Speaking at a lunch given by the Media Society, a day after a speech in Birmingham in which he had to defend his reforms against harsh criticism by Mark Tully, the BBC's India correspondent, Mr Birt said: 'I'm under no illusion at all that there is a lot of pain at the BBC. I go around and people tell me so all the time. But when you have had to reduce the staff by a fifth, unhappiness is inevitable.'

He said people must recognise that things were not the same as 25 years ago, when 'they couldn't shove the money through the door fast enough'. But he insisted: 'I'm confident we'll get the programmes right. I'm confident we will have an open and accountable management.
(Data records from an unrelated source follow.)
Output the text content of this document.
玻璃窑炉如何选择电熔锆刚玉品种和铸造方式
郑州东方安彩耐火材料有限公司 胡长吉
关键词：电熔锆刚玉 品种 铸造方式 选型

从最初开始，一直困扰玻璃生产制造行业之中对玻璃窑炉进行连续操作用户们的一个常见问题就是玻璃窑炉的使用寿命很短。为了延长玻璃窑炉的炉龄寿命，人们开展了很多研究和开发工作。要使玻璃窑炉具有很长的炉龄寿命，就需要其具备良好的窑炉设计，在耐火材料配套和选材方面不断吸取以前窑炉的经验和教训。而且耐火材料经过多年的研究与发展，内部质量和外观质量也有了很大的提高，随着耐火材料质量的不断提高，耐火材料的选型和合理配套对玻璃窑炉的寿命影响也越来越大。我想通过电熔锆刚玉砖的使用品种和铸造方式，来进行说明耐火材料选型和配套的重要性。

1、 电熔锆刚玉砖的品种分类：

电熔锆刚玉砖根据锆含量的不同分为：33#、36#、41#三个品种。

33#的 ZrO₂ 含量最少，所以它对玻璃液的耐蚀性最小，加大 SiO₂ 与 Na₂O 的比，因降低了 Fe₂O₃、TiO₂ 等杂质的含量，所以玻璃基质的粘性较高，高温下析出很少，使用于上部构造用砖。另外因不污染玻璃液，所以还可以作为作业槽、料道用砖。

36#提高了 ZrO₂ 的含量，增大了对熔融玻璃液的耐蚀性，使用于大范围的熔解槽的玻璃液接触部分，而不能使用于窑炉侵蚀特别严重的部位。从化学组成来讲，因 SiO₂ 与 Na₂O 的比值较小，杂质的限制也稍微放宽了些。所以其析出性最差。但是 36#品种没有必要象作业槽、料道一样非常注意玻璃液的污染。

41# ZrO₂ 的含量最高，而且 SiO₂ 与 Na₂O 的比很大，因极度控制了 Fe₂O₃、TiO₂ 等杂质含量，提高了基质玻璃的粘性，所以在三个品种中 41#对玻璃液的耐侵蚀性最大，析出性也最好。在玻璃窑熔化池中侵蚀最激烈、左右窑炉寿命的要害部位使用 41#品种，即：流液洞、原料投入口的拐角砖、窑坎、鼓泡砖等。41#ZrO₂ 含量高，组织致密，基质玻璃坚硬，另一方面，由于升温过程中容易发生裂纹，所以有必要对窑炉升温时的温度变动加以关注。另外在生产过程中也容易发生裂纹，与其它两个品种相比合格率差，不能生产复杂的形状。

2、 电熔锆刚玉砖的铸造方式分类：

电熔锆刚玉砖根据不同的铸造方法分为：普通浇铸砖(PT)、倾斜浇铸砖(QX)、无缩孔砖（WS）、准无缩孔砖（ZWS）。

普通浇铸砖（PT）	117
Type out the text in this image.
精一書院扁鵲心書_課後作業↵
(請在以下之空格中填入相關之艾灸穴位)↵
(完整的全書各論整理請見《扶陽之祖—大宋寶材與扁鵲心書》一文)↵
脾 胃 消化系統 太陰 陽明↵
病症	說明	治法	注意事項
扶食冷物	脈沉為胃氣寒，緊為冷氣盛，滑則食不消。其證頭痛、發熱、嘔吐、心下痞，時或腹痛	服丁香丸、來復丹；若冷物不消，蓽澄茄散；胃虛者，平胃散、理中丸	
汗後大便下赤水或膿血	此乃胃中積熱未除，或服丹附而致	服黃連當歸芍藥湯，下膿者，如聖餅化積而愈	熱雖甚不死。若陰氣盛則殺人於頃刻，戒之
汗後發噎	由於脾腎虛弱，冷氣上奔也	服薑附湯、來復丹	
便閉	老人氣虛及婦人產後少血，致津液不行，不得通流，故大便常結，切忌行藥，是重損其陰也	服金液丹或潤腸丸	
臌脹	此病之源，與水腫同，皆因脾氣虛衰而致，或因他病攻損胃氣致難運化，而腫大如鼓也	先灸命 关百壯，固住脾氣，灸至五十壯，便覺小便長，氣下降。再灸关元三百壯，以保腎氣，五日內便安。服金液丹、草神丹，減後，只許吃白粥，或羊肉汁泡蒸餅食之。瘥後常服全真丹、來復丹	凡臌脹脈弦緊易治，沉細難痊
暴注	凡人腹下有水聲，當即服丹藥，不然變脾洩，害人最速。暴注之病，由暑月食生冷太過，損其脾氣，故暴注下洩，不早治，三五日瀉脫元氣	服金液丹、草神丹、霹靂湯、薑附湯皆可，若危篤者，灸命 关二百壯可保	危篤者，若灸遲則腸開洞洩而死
We want to bring the whole of the BBC together and unite it.'

Mr Birt said there was 'half an idea about that there is something not quite right on BBC Television'. Although its comedy was going through 'a golden period', with programmes such as Absolutely Fabulous and One Foot in the Grave, there were problems with the drama output and fresh thought had to be given to early evening programming on BBC 1.

He criticised press reports of Tuesday's briefing on programme plans by Liz Forgan, the managing director of BBC Radio, and Alan Yentob, controller of BBC 1, objecting to the word 'downmarket' to describe the programmes they envisaged.

The staff survey, the result of 150 questions sent to one-third of its employees selected at random, was carried out in April, four months after Mr Birt assumed his post.